I work in the development department of a city that's and enclave for the ultra-rich. Literally every household in the city is millionaires or better.
Every house in the city is unique. Every build site requires civil and structural engineering. Every home has an architect designing it to be a unique structure. The average new build here is 8-10 million dollars, with the big ones being 50 million+.

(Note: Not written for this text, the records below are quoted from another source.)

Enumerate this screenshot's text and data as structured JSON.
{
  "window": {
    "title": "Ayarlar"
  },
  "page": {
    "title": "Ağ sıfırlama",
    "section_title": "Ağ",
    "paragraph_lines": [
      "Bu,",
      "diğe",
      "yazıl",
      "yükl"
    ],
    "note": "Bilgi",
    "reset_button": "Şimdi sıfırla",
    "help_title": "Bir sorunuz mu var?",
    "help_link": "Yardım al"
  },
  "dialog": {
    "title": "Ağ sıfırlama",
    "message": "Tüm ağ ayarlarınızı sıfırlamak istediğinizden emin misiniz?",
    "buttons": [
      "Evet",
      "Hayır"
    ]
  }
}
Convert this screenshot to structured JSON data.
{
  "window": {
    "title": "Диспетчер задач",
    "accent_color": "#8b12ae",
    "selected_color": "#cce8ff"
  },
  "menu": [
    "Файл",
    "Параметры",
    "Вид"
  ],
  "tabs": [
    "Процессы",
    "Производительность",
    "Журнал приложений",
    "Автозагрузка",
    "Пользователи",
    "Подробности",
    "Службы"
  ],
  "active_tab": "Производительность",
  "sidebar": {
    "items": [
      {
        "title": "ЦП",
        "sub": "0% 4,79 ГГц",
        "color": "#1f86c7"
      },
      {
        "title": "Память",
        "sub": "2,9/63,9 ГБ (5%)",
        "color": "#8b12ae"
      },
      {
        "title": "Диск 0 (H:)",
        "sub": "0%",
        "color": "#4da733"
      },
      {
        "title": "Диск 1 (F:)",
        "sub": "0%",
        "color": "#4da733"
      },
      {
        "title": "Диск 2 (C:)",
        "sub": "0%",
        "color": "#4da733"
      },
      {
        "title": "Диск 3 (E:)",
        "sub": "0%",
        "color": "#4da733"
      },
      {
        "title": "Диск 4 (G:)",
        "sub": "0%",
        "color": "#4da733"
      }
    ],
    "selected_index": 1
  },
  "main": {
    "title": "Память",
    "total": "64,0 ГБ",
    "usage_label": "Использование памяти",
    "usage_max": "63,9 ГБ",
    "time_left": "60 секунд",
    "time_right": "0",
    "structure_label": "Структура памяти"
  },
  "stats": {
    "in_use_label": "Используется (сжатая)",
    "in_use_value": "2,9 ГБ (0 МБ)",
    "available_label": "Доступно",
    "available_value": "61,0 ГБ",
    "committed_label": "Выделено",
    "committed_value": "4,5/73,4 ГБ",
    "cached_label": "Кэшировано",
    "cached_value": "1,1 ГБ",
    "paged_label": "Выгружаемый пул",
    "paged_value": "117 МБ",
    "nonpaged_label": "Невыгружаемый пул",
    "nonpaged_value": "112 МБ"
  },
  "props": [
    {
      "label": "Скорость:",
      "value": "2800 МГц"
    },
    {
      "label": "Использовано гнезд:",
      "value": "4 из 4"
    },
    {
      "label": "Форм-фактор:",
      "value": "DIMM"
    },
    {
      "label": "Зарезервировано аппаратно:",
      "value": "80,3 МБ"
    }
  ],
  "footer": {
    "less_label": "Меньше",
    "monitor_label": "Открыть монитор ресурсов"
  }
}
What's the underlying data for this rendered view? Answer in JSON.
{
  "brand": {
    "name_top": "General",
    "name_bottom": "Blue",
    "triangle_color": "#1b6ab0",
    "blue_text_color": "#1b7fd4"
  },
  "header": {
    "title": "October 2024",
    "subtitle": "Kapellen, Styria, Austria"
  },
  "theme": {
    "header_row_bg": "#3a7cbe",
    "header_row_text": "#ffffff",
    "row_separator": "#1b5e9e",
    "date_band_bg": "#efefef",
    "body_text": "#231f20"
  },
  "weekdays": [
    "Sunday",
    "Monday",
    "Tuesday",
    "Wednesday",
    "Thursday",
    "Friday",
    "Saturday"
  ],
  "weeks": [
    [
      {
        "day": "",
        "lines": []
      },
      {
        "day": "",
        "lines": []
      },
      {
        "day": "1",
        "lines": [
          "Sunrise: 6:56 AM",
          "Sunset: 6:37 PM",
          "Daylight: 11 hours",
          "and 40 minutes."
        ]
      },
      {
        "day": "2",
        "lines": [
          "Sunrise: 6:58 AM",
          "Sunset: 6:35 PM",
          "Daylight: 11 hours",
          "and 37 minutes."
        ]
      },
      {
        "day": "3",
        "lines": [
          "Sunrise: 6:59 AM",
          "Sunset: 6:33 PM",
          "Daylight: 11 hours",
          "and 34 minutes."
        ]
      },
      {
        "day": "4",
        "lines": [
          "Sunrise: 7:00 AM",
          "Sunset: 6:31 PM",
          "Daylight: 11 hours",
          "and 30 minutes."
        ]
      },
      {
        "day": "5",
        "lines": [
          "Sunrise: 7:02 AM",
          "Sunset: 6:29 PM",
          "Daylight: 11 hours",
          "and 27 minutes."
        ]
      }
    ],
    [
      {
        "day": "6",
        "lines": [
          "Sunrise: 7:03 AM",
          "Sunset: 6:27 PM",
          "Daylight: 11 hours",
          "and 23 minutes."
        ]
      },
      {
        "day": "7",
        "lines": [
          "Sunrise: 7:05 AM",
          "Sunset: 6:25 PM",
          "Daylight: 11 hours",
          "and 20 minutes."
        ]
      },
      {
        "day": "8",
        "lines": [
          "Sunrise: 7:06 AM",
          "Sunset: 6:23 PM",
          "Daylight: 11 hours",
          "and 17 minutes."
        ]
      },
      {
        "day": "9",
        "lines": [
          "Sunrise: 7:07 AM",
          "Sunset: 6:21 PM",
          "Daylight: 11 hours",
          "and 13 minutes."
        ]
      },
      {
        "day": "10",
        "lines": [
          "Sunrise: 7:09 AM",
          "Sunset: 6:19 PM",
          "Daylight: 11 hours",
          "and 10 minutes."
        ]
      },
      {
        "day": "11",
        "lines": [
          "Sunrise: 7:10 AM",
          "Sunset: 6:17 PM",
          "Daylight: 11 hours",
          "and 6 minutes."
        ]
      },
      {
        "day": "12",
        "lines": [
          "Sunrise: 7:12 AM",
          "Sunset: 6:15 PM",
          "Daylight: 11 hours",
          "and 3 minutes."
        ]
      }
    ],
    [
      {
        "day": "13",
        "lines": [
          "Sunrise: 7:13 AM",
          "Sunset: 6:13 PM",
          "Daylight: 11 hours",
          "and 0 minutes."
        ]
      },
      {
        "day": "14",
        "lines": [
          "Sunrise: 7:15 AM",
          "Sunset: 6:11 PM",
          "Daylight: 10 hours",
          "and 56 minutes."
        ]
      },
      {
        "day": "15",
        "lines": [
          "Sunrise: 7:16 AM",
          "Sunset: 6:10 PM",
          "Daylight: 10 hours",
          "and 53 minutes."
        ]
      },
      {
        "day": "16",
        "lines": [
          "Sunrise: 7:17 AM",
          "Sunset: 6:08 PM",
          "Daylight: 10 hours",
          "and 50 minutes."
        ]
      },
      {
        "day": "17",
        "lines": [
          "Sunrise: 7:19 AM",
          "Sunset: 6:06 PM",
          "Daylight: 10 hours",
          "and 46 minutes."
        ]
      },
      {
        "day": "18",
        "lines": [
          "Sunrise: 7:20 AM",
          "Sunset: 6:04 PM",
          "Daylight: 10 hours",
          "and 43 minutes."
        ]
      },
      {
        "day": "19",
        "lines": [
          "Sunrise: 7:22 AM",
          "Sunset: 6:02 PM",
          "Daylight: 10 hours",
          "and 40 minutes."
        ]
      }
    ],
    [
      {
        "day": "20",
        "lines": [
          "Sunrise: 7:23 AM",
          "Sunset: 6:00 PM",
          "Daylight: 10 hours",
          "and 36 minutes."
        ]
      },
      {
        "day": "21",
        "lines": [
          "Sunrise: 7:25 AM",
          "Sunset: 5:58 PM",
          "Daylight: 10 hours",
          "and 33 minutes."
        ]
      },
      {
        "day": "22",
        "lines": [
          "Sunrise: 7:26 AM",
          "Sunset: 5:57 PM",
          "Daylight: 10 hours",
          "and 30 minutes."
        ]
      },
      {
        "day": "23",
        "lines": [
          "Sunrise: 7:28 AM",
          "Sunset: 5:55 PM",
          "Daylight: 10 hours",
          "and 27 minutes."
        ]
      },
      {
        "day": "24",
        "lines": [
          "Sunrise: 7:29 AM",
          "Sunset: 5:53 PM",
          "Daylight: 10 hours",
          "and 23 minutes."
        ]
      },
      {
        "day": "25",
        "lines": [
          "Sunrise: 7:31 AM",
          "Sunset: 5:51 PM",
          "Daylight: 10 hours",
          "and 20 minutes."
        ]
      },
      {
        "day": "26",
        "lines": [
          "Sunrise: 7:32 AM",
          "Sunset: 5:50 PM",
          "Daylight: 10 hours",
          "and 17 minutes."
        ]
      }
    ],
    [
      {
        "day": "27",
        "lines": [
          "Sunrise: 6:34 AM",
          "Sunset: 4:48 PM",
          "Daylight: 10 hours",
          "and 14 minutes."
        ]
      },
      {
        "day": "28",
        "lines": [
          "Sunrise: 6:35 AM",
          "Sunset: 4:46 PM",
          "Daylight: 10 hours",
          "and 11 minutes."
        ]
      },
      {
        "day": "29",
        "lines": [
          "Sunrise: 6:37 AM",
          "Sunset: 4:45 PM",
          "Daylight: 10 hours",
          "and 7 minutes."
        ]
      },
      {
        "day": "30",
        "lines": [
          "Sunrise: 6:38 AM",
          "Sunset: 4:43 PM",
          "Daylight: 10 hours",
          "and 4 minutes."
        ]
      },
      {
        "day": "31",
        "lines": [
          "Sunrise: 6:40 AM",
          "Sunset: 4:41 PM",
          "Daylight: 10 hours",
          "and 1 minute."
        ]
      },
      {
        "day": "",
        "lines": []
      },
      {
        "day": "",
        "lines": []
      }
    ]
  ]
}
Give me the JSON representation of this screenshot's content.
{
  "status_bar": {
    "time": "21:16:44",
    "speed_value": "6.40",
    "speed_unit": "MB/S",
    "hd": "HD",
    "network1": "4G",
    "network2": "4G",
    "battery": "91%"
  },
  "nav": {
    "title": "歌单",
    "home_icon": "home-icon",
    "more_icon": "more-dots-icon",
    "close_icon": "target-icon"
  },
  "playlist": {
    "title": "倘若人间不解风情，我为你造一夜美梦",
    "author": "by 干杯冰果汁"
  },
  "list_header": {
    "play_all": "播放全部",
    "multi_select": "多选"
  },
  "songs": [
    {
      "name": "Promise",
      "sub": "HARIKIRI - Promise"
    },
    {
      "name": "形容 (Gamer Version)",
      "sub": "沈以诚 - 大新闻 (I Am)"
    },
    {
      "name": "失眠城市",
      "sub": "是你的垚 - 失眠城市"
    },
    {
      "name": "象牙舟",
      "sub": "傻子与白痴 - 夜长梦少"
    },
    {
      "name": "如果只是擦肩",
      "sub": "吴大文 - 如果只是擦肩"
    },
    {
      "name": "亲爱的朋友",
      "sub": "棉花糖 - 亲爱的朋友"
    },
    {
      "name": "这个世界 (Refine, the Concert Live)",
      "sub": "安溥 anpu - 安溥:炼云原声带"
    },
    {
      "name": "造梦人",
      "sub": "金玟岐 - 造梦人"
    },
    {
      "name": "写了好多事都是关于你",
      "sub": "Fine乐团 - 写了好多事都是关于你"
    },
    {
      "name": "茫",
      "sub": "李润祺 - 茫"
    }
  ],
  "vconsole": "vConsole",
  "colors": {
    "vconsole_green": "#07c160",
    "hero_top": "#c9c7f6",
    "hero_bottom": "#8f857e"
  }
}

We're talking tennis pavilions on the roof, indoor arboretums and galleries, the works.
And they're all built cheaply and fall apart within a decade.
They're shitty houses, but when people are dropping 8-figures on them, they can afford to drop a couple million more on a remodel every 5-10 years.
Mass market single family housing is a disease that the developers have perfected. Using the cheapest materials, in the cheapest way, with the laziest inspectors.
It's even worse when you get outside of the cities into the county. At least here in Texas, that means there are no building inspections. You just have to trust that the builder made it right.
And don't depend on the warranty to save you. The common 10-year warranty is a lie. It's 1-year cosmetic (there are no visible cracks in the wall), 2-year functional (there are cracks, but everything still works), and 10-year structural (the doors no longer close, the wiring is failing, and the foundation is more like gravel now, but the building hasn't actually been condemned - which it won't be because there are no inspectors).
Bro makes 90k a year, he's barely scraping by and is living paycheck to paycheck. Having 2 bathrooms is like the minimum that you need in a house. Anything less is like third world country living.
Bro makes 90k a year, he’s barely scraping by and is living paycheck to paycheck. Having 2 bathrooms is like the minimum that you need in a house. Anything less is like third world country living.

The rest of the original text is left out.